17:02:22 # Life Using podman for most of my local development environment. For my personal/upstream development I started using podman instead of lxc and pbuilder and other toolings. Most projects provide reasonable docker images (such as rust) and I am happier keeping my environment as a whole stable while I can iterate. I have a Dockerfile for the development environment like this:
FROM debian:bookworm RUN apt-get clean && apt-get update && apt-get dist-upgrade -yq && apt-get install -yq \ clang \ make \ && apt-get clean
and have the build scripts invoke podman to build for iteration.

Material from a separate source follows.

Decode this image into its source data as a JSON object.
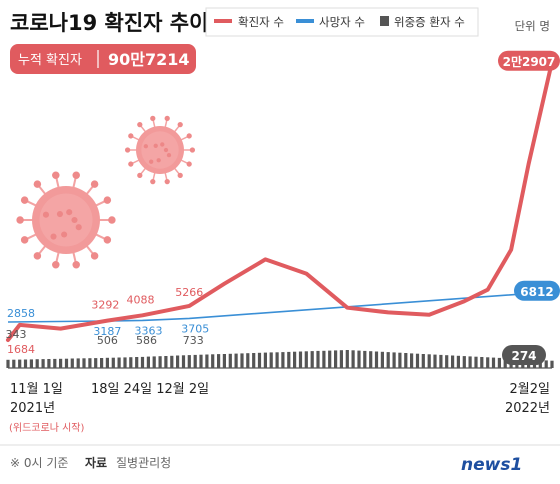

Mounting the current directory into the ephemeral environment. I am invoking podman as normal user, to run under user namespace, and this way the build artifacts will be in my uid and that is fine.
$ podman build . -t project-name $ podman run -it --rm -v $(pwd):$(pwd):rw -w $(pwd) project-name \ bash -c "make clean && make -j$(($(nproc) * 2)) -k"
I've written makefile entry to invoke podman as the default entry when I run make, and that seems to suit me when iterating. I have emacs configured to just invoke make when I hit my shortcut key.
invoke-podman: docker-built-stamp podman run -it --rm -v $(shell pwd):$(shell pwd):rw -w $(shell pwd) cxx20 \ bash -c "make -j$(shell nproc) -k all" docker-built-stamp: Dockerfile podman build . -t cxx20 touch docker-built-stamp .PHONY: invoke-podman
The layered file system feels a bit weird and seems like rename is broken in fuse-overlayfs in bullseye. I wish I could use cow-based file systems.